Na entrevista, Zequinha Lima afirmou que a sua gestão ao longo desses sete meses decidiu seguir uma diretriz ouvindo autoridades de saúde e a ciência.

“Eu sou a favor da ciência. Nós fizemos esse trabalho em Cruzeiro do Sul baseado na ciência, e por isso envolvemos a Universidade Federal do Acre em todo o processo da vacinação, inclusive, com seus profissionais de saúde voluntariamente ajudando nesse processo de imunização”, afirmou.

Para Zequinha, o presidente Jair Bolsonaro (sem partido) cometeu equívocos ao longo da pandemia ao negar a ciência e as recomendações das autoridades de saúde.

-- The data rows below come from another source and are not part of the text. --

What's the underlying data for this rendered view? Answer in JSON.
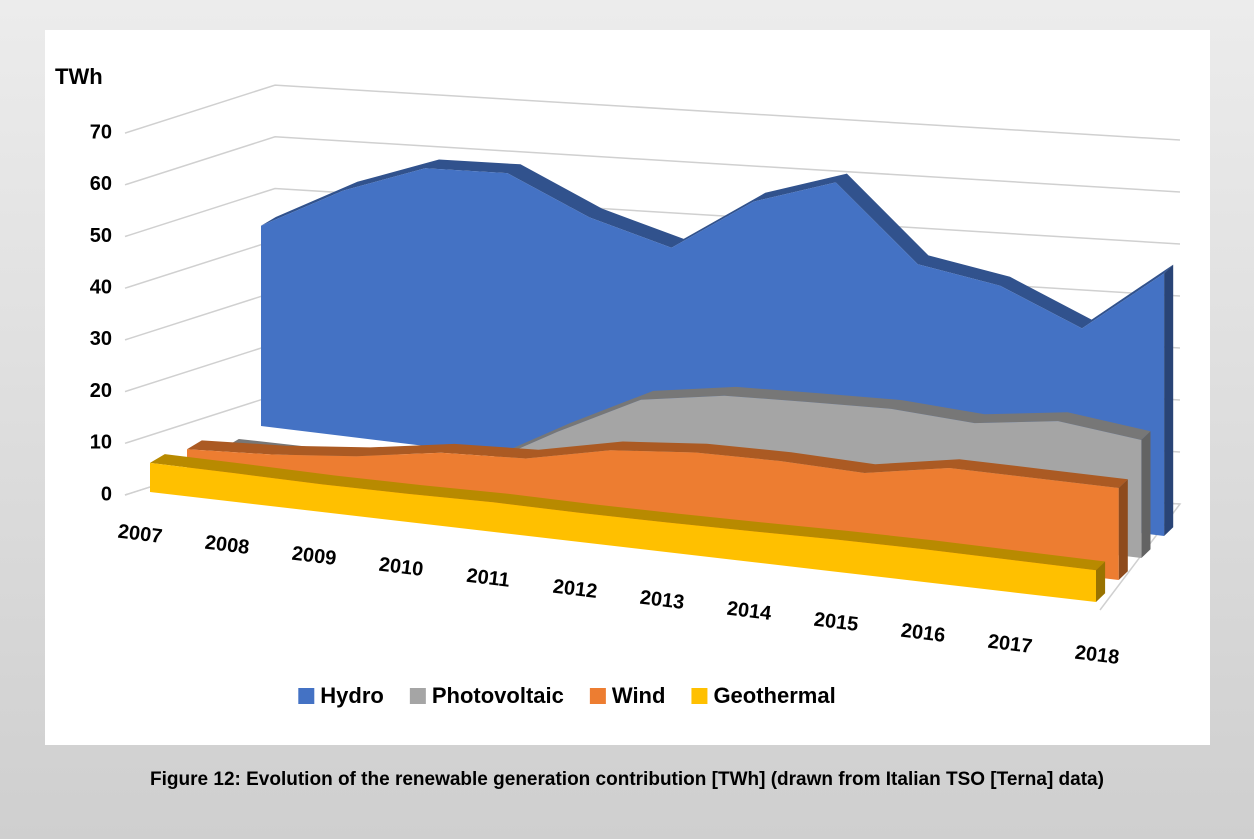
{
  "chart_data": {
    "type": "area3d",
    "y_label": "TWh",
    "caption": "Figure 12: Evolution of the renewable generation contribution [TWh] (drawn from Italian TSO [Terna] data)",
    "categories": [
      "2007",
      "2008",
      "2009",
      "2010",
      "2011",
      "2012",
      "2013",
      "2014",
      "2015",
      "2016",
      "2017",
      "2018"
    ],
    "series": [
      {
        "name": "Hydro",
        "color": "#4472c4",
        "values": [
          38.5,
          47.2,
          53.4,
          54.4,
          47.8,
          43.9,
          54.7,
          60.3,
          46.5,
          44.3,
          38.0,
          50.5
        ]
      },
      {
        "name": "Photovoltaic",
        "color": "#a5a5a5",
        "values": [
          0.04,
          0.2,
          0.7,
          1.9,
          10.8,
          18.9,
          21.6,
          22.3,
          22.9,
          22.1,
          24.4,
          22.7
        ]
      },
      {
        "name": "Wind",
        "color": "#ed7d31",
        "values": [
          4.0,
          4.9,
          6.5,
          9.1,
          9.9,
          13.4,
          14.9,
          15.2,
          14.8,
          17.7,
          17.7,
          17.7
        ]
      },
      {
        "name": "Geothermal",
        "color": "#ffc000",
        "values": [
          5.6,
          5.5,
          5.3,
          5.4,
          5.7,
          5.6,
          5.7,
          5.9,
          6.2,
          6.3,
          6.2,
          6.1
        ]
      }
    ],
    "ylim": [
      0,
      70
    ],
    "yticks": [
      0,
      10,
      20,
      30,
      40,
      50,
      60,
      70
    ],
    "grid": true,
    "legend": "bottom"
  }
}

“Ao longo da pandemia, negou-se a ciência e quando você nega há uma tendência que a gente vá errar e de cometer equívocos e faltou isso ao governo de assumir mais essa responsabilidade de ouvir mais a ciência. A gente nunca tinha vivido isso e só sabia de pandemias através de livros de história e nós ainda estamos aprendendo. É natural que a gente possa ouvir os cientistas e só temos conseguido a diminuição de casos por conta do avanço da vacinação e o Governo Federal foi negligente em relação a isso. No momento, em que houve essa consciência de que avançar na vacinação iremos vencer essa guerra contra o vírus resultou numa diminuição de casos”, destacou.